But even her misses are ballsier and blusterier than most everybody else's recent hits. And with the best two-thirds or so of Dead, she's put in the work and come up with the hooks to justify all that hubris de vivre. Creatively speaking -- and probably financially, too -- Pink is back in the black.

EW Grade: B+

'Ringleader of the Tormentors,' Morrissey

Reviewed by Raymond Fiore

It ain't easy being Moz, but at least the icon of self-loathing can take heart in his refined miserableness.

Not the invigorating wake-up that was 2004's You Are the Quarry, his new album, Ringleader of the Tormentors -- recorded in Rome with producer Tony Visconti (David Bowie) -- feels more like an elegiac memoir.

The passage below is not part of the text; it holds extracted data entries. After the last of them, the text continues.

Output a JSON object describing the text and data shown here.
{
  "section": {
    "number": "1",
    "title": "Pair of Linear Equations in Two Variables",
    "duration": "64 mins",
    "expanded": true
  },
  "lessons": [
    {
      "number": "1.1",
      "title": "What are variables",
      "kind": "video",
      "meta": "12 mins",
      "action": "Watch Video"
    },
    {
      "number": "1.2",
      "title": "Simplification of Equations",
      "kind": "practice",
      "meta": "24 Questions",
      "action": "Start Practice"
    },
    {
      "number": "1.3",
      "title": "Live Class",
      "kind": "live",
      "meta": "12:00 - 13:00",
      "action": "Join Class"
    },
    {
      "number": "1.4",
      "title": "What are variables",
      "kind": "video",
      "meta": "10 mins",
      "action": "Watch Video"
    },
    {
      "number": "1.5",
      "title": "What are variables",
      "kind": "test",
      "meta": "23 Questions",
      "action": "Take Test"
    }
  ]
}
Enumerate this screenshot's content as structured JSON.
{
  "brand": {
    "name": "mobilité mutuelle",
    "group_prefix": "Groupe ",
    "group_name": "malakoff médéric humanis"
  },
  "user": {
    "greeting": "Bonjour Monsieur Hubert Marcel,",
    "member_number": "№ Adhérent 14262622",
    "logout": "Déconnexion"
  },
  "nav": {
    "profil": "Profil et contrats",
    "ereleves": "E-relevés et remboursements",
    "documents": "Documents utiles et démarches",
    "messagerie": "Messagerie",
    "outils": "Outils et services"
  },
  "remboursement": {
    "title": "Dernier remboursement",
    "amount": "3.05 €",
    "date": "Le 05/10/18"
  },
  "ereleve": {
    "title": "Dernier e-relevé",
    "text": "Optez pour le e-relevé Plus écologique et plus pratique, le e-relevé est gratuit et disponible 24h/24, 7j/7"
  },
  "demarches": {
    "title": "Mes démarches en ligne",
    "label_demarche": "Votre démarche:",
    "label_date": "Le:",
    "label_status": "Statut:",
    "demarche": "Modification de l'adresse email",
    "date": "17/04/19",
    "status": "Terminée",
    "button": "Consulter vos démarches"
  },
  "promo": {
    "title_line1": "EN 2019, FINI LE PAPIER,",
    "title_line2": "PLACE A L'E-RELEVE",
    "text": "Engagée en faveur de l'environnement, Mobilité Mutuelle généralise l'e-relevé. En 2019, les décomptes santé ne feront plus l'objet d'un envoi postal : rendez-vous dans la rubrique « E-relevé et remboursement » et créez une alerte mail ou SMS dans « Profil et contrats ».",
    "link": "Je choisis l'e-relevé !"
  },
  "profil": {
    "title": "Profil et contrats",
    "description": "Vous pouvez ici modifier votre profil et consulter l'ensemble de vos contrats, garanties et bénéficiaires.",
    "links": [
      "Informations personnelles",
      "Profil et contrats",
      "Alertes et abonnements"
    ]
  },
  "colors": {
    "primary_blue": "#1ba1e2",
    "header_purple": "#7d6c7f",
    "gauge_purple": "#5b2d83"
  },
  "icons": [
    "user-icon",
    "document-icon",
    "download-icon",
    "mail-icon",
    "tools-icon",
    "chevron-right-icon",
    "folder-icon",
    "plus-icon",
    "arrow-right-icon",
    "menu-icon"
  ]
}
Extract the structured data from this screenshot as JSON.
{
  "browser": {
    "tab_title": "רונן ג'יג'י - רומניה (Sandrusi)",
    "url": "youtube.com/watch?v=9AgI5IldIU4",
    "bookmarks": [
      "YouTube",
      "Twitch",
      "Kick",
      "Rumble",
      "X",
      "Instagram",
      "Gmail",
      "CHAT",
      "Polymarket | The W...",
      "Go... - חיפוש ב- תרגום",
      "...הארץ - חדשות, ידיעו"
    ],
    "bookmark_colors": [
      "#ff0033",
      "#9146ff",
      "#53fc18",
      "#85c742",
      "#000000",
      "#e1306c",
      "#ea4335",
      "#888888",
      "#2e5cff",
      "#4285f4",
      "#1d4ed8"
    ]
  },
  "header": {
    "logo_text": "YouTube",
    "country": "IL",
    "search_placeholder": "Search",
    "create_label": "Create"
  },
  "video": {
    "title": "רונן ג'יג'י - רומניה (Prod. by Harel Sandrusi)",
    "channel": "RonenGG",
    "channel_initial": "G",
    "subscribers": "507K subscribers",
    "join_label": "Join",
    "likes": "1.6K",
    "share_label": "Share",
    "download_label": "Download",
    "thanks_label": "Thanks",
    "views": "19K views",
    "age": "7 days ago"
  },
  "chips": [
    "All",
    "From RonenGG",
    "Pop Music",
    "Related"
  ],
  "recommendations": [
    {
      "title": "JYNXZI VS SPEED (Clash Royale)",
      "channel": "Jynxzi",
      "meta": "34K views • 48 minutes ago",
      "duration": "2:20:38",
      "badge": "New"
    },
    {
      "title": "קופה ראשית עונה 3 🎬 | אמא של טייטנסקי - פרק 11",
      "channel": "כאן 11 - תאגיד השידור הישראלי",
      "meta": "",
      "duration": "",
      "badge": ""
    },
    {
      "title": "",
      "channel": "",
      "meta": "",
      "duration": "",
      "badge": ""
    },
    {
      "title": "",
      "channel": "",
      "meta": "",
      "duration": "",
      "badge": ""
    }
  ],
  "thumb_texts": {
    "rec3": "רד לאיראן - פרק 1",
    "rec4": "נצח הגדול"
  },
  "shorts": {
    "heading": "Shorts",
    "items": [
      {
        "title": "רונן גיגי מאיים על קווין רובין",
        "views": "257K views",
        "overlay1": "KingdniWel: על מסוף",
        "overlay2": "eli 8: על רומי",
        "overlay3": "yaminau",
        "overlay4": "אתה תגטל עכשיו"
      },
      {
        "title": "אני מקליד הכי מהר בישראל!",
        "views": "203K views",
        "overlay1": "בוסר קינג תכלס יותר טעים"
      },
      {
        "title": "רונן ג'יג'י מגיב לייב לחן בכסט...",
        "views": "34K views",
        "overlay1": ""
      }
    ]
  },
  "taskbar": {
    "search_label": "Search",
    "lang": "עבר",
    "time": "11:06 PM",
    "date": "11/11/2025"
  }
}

Harrowingly beautiful violins abound on ''Dear God, Please Help Me,'' but all instruments only serve to accent, for better or worse, Morrissey's still-hooky torch-singer confessions.

EW Grade: B

'White Trash With Money,' Toby Keith

Reviewed by Chris Willman

The title perpetuates Toby Keith's image of choice, but except for the opening and closing tracks, this is one of his least ''trashy'' efforts.

Like his last album, this one's less about attitude than song craft, with plenty of subliminal homage to the '70s country he grew up on; tracks 2-4 even have terribly unfashionable string arrangements.

If it had been more than 11 months between albums, "White Trash With Money" -- the first release on Keith's own label -- might have even choicer cuts, but like the similarly indie-minded Prince, Keith is valuing prodigiousness over being a prodigy.